The neon sign atop the Nevada State Bank across the street is flashing the time, then the temperature. 2:59. 101. 2:59. 101. 3:00. 101. A few hours before dawn and still over a hundred degrees. Yeah, but it’s a dry heat. As if that matters. As if no one ever died from triple digits, no two year old strapped into the back seat of an SUV while his mother shops for one last pair of bargain-priced shoes.
It’s the end of a miserable week, a lousy month. Just when you think it can’t get any worse, it does. Yet always, just down the block, there’s Hope leaning against a lamp post, a cigarette dangling from her lips, smoke veiling her face, skirt hiked up with promise.
So, I say good bye to any thought of sleep, lock the door behind me, and take to the street. The El Rancho Boulder Motel is only two blocks away and I figure I’ll brave the heat and walk it. Boulder City is nothing like the Strip. No pedestrian traffic at this hour. No traffic of any kind. The parking lot is vacant. The street lights echo in the stillness.

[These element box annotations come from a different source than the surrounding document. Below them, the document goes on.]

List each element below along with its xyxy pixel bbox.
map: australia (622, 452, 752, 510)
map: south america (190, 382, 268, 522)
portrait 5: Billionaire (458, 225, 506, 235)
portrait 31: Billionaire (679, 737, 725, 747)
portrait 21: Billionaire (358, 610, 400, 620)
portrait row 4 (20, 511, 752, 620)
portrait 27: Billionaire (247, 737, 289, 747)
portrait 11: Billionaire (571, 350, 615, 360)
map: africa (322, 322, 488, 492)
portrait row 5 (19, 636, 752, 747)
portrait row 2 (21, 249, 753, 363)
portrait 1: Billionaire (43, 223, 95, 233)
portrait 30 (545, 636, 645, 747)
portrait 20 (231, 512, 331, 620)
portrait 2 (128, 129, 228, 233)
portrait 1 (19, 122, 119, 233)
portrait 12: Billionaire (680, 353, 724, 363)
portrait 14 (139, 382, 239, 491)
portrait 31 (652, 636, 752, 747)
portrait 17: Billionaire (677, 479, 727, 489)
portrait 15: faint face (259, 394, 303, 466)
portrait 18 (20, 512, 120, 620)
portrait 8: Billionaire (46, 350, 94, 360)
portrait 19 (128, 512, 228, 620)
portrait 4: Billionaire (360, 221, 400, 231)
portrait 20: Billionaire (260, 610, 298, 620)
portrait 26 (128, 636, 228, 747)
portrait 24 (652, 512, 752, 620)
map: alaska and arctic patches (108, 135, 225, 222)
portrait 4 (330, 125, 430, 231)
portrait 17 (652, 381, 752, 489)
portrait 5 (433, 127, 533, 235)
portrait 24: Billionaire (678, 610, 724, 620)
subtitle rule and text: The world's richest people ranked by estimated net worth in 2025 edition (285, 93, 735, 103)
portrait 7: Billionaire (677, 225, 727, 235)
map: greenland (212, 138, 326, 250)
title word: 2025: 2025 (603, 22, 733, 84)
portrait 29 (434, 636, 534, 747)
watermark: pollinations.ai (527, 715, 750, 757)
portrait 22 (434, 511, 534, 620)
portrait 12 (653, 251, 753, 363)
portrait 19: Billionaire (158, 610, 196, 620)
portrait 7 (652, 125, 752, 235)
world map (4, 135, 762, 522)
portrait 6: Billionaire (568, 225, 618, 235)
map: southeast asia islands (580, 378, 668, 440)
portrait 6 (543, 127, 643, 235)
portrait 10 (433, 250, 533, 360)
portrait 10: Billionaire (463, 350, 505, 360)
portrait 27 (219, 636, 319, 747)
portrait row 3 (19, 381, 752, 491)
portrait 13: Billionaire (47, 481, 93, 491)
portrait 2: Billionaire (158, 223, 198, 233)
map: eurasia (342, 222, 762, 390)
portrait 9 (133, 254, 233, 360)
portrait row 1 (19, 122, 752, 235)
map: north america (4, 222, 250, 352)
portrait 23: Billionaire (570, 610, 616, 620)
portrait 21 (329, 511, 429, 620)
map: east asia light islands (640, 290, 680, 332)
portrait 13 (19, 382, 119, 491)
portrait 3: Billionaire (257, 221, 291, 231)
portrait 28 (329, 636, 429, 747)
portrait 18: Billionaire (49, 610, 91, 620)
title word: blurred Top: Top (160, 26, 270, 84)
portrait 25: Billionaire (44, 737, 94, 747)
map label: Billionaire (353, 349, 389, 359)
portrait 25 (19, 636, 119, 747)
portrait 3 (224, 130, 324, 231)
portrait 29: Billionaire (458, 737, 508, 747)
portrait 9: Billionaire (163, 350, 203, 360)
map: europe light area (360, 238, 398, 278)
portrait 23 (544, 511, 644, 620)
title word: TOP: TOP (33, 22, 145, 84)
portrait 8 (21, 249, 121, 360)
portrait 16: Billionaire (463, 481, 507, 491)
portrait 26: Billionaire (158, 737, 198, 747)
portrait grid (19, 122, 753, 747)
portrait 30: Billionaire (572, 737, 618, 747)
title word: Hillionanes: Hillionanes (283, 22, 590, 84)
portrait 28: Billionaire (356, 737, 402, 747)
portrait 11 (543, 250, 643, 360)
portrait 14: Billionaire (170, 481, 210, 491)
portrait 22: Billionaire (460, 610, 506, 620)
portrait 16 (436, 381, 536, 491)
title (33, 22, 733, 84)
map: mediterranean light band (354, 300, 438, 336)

Willy is behind the front desk, perched atop a cushioned stool. He looks up at me and smiles his crooked smile. His teeth are perfect. A large hooked nose, brown eyes and black, unkempt hair all set against his dark olive complexion are proof of his East Indian heritage. But he’s born and raised in the states and his speech has the flat, nasal cadence of Cleveland.
“The coffee fresh?”
He looks up at the clock over his shoulder. “Maybe an hour old.”
I pour myself a cup and hand him two dollars. “I’ll take a paper, too.”
“Wait an hour and you can get today’s”
I shrug. “Doesn’t matter.”
Just then the door jangles open. I can see the reflection of a tall, string bean of a kid in the glass case at Willie’s back. Willie’s eyes grow wide and I turn to catch the kid slip a black trash bag over his head and position the eye holes so that he can see out. A small-caliber gun appears almost magically in his hand. Willie starts to move but I stop him with a look. I set my cup of coffee down and turn slowly, lazily, resting my back against the counter. The kid moves in quickly.
“No funny business,” he says to Willie. ” Just hand over the cash.”
“First time?” I ask.
He turns his face to me but the bag doesn’t move and he has to readjust it to see out. “What?”
“First time? The reason I ask is that we’ve already seen your face.” I nod up at the video camera on the wall above Willie’s head. “You’ve got to plan ahead next time. Put the bag on before you come in.”
“You a wise guy?”
I shake my head. “Nope. But I know for a fact that Willie here’s got a .357 under the counter. The moment you finish up and make for the door there’s going to be quite a commotion. Sort of like the old west. A regular shoot out. One of us is most likely going to get hurt. And I’d hate it to be me. Or Willie. Armed robbery’s bad enough but if someone gets killed it’s the death penalty. Yes, indeed. Now, so far nothing’s happened here. Just a couple of guys having a talk. So why not put the gun away. Take off the mask. You’ve got to be sweating bullets under that thing.”
The kid doesn’t move. It’s as if he’s contemplating what might be best.
“Willie, how much you figure you got in the till?” I ask.
Willie doesn’t take his eyes off the gun. “Twenty dollars, maybe. It’s been a slow night.”
“Do me a favor,” I say to the kid. “I’ll lend you the twenty. That way there’s been no harm. You can get on with your life and we can get on with ours.”
“Can I trust you?”
“No complaints so far!”
He nods. “OK.”
I move slowly to my wallet, take it from my back pocket and remove a twenty. I lay the bill on the counter.
The kid grabs the bottom edge of the plastic bag and rips it from his head. He looks to be in his mid twenties, not bad looking but with a large nose and close-set eyes that make him appear a bit dopey! His blond hair is matted with sweat. His face is flushed. He reaches for the twenty and knocks my coffee cup on its side, spilling the contents onto yesterday’s news.
“I’m sorry,” he says as he watches the coffee drip.
Willie shakes his head. “Who’s going to pay for this mess?”
“How much?” the kid asks.
“Seventy five cents for the coffee.”
“And the paper?”
“Well, kid?” I say, doing the math. “Looks like you owe a buck twenty-five.”
The kid doesn’t hesitate. He reaches into his front pocket and comes out with a crumpled single and a quarter and hands it to Willie, then turns and walks dejectedly out the door. I pick up the twenty he’s forgotten and place it back into my wallet. Willie’ s eyes are wide in amazement. Or maybe it’s amusement. I’m still not sure.
“That .357 I supposedly have under the counter,” he says. “Do I know how to use it?”
“You wouldn’t have had to,” I tell him. “The kid’s safety was on!”